If you’re more comfortable with the idea of buying dividend-paying large-cap stocks that are closely tied to the progress of the U.S. or global economy, then you’re a blue-chip income investor, and that’s exactly what you should do. You’ll make money.

If you cherish the thrill of finding hot, young stocks that are climbing like rockets and riding them to huge gains—and you can tolerate, and minimize, the losses that inevitably accompany this strategy—then you’re a growth investor, and you should stick to your guns.

You’ll make money.

Whatever system you use, a strict sell discipline needs to be an integral part of it. If you ever forget that the stock market actively wants to take your money, the value of your portfolio will be glad to remind you.

As a growth investor who learned my investing chops from working at Cabot, I know that our rules for growth investors are sound. And subscribers to Cabot Global Stocks Explorer and Cabot Growth Investor get the benefit of many years of patient testing of different investment models. We only recommend what works.

And that’s true for all of Cabot’s investment advisories in every style: growth, value, income, small caps, options and balanced.

Learning from us is a heck of a lot cheaper than getting schooled by the market. We want to help you make money, but the stock market wants to take your money. And the market’s appetite is bottomless.

To learn more about Cabot Growth Investor, click here.

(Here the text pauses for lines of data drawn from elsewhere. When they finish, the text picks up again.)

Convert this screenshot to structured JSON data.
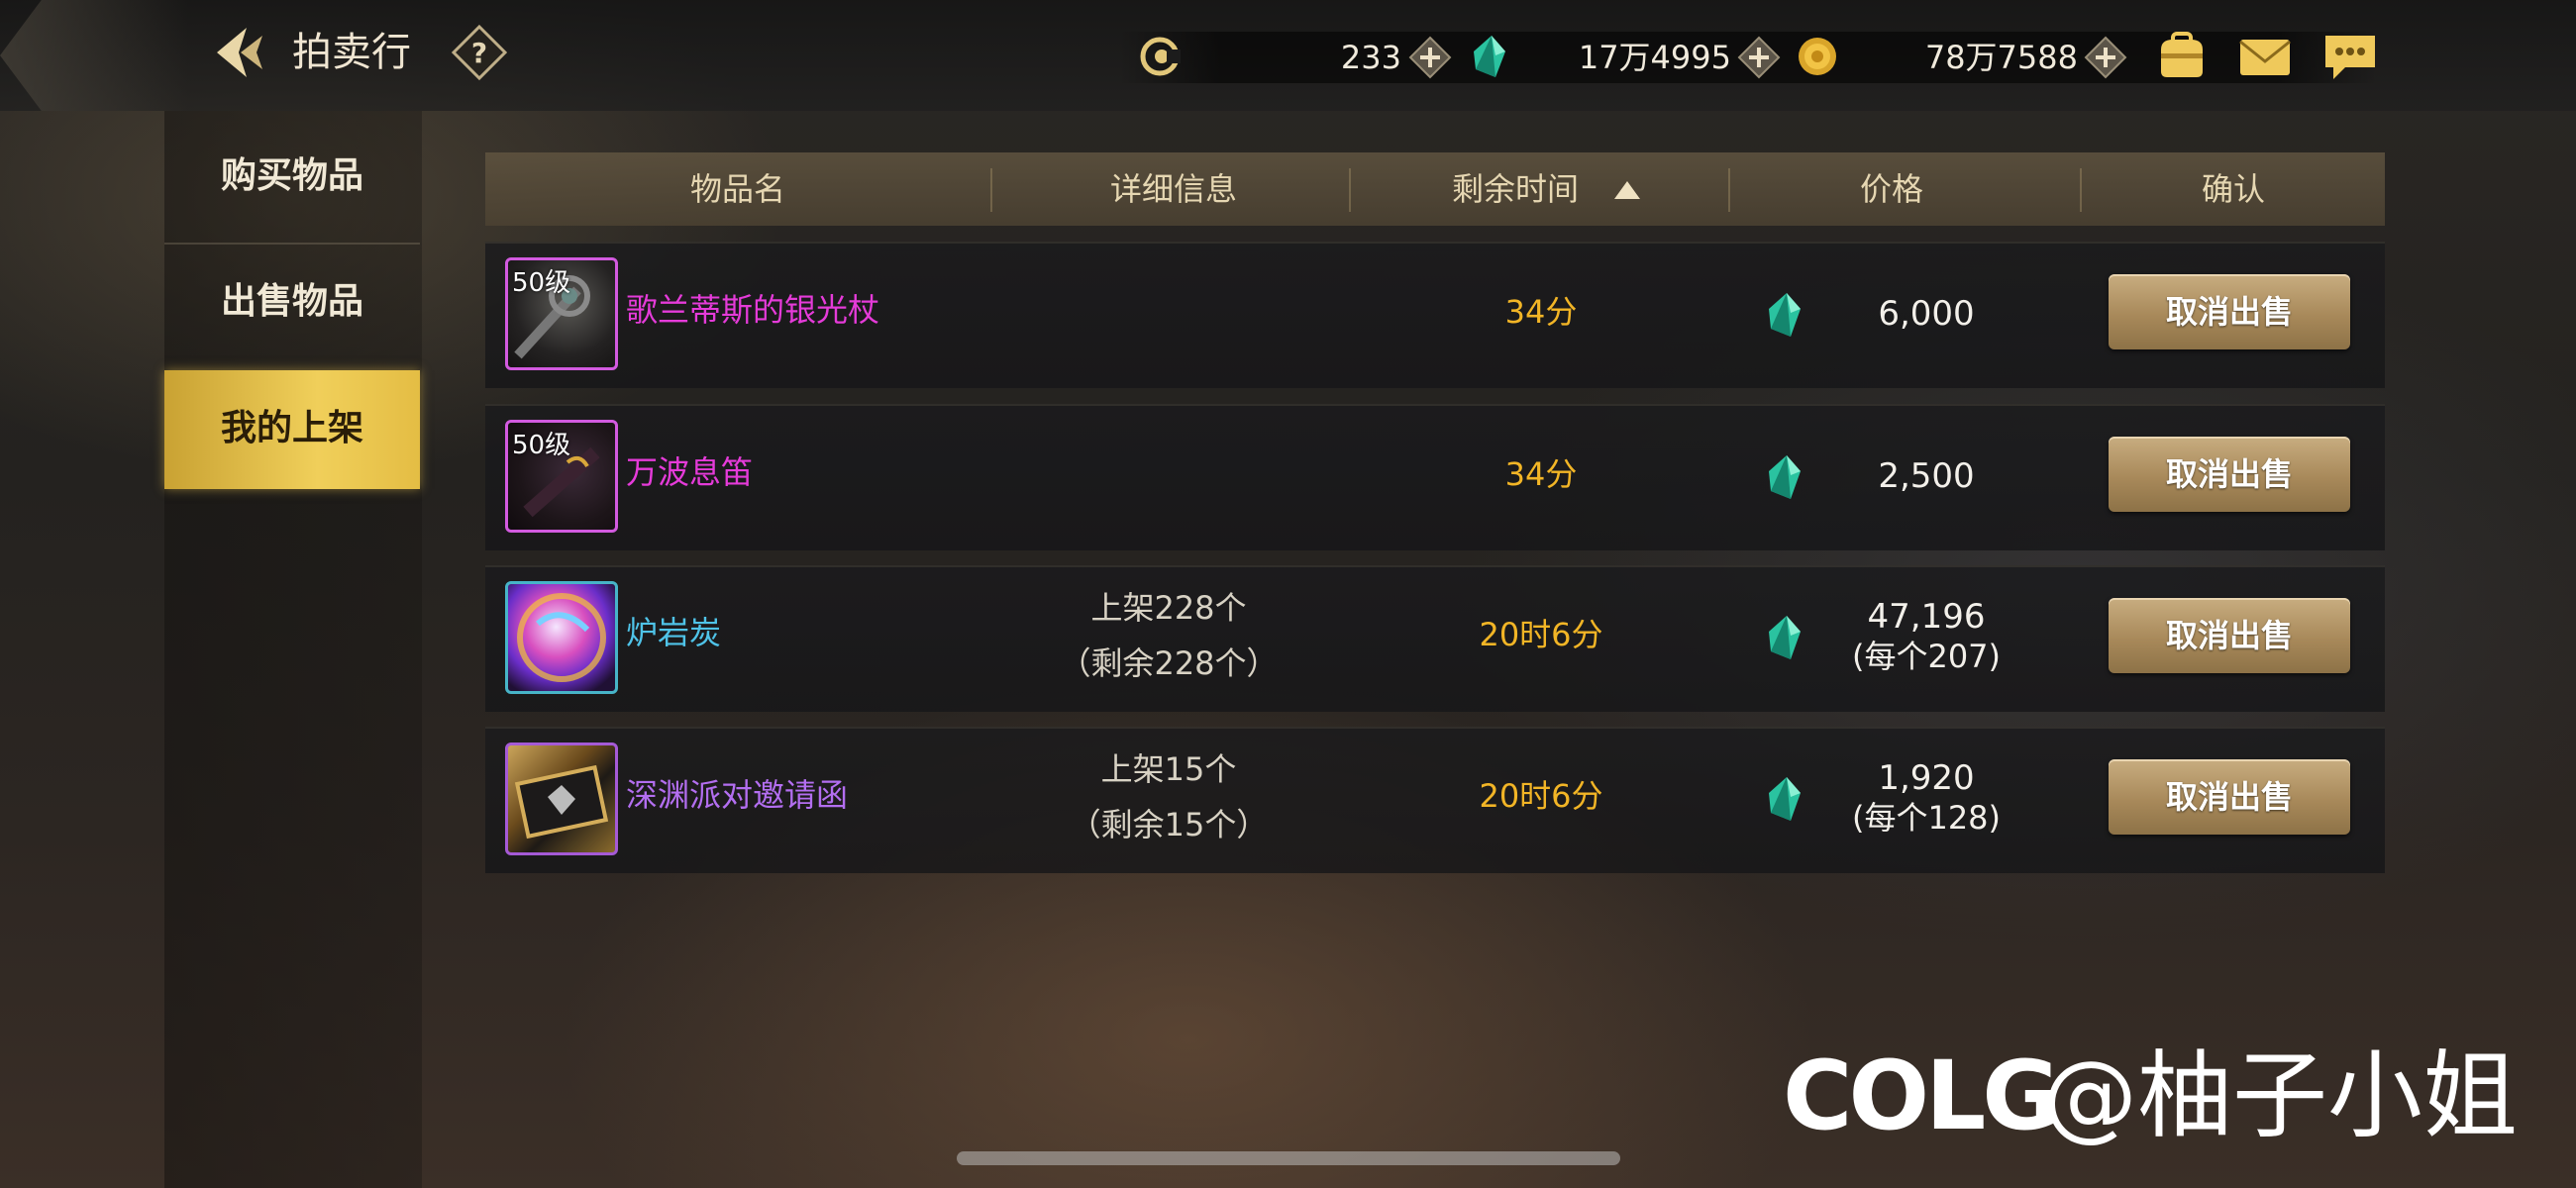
{
  "header": {
    "title": "拍卖行",
    "help_icon": "question-icon",
    "back_icon": "back-arrow-icon"
  },
  "currencies": [
    {
      "name": "coin-c-icon",
      "value": "233"
    },
    {
      "name": "green-gem-icon",
      "value": "17万4995"
    },
    {
      "name": "gold-coin-icon",
      "value": "78万7588"
    }
  ],
  "top_icons": [
    "bag-icon",
    "mail-icon",
    "chat-icon"
  ],
  "sidebar": {
    "items": [
      {
        "label": "购买物品"
      },
      {
        "label": "出售物品"
      },
      {
        "label": "我的上架",
        "active": true
      }
    ]
  },
  "table": {
    "headers": {
      "name": "物品名",
      "detail": "详细信息",
      "time": "剩余时间",
      "price": "价格",
      "confirm": "确认"
    },
    "rows": [
      {
        "level": "50级",
        "name": "歌兰蒂斯的银光杖",
        "name_color": "#e53bd9",
        "detail_line1": "",
        "detail_line2": "",
        "time": "34分",
        "price": "6,000",
        "price_sub": "",
        "button": "取消出售"
      },
      {
        "level": "50级",
        "name": "万波息笛",
        "name_color": "#e53bd9",
        "detail_line1": "",
        "detail_line2": "",
        "time": "34分",
        "price": "2,500",
        "price_sub": "",
        "button": "取消出售"
      },
      {
        "level": "",
        "name": "炉岩炭",
        "name_color": "#4fc3e8",
        "detail_line1": "上架228个",
        "detail_line2": "（剩余228个）",
        "time": "20时6分",
        "price": "47,196",
        "price_sub": "(每个207)",
        "button": "取消出售"
      },
      {
        "level": "",
        "name": "深渊派对邀请函",
        "name_color": "#b36ef0",
        "detail_line1": "上架15个",
        "detail_line2": "（剩余15个）",
        "time": "20时6分",
        "price": "1,920",
        "price_sub": "(每个128)",
        "button": "取消出售"
      }
    ]
  },
  "watermark": {
    "logo": "COLG",
    "user": "@柚子小姐"
  },
  "colors": {
    "accent_gold": "#f0cf5a",
    "time_orange": "#f2b526"
  }
}
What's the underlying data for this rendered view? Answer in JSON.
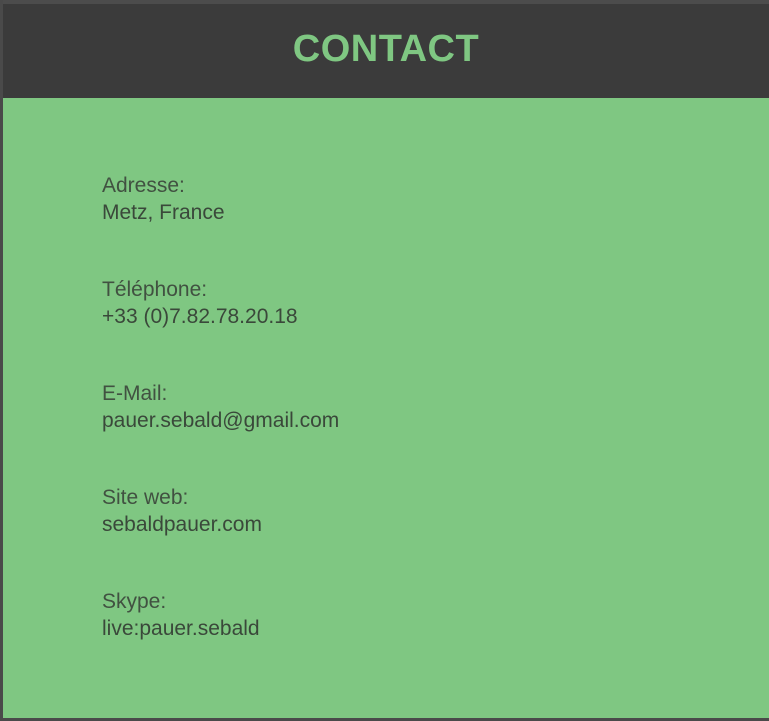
{
  "header": {
    "title": "CONTACT"
  },
  "contact": {
    "items": [
      {
        "label": "Adresse:",
        "value": "Metz, France"
      },
      {
        "label": "Téléphone:",
        "value": "+33 (0)7.82.78.20.18"
      },
      {
        "label": "E-Mail:",
        "value": "pauer.sebald@gmail.com"
      },
      {
        "label": "Site web:",
        "value": "sebaldpauer.com"
      },
      {
        "label": "Skype:",
        "value": "live:pauer.sebald"
      }
    ]
  },
  "colors": {
    "header_background": "#3b3b3b",
    "accent_green": "#7fc782",
    "text": "#3d4d3d"
  }
}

To learn more about Cabot Global Stocks Explorer, click here.

Fortune Cookie

Here’s this week’s Fortune Cookie. Remember, you can always view all previous Fortune Cookies and Contrary Opinion buttons by clicking here.

“Success is nothing more than a few simple disciplines, practiced every day.”

-Jim Rohn

Tim’s comment: For growth investors, that means keeping an eye on the charts, pruning losses so their pain is minimal, and always being alert to stories of young companies that have the potential to change the world. (It’s one of the most enjoyable parts of my job.)

Paul’s comment: When I came to Cabot, one big lesson I had to learn was that there is no single best way to invest. You can follow growth rules (which is where I found a home) and make money. Ditto for value investing, income investing, small-cap investing, options trading, etc. But you have to know the rules and follow them. So maybe the bigger requirement is that you find out what those “few simple disciplines” that work for you actually are! When you know that, the daily practice is relatively simple.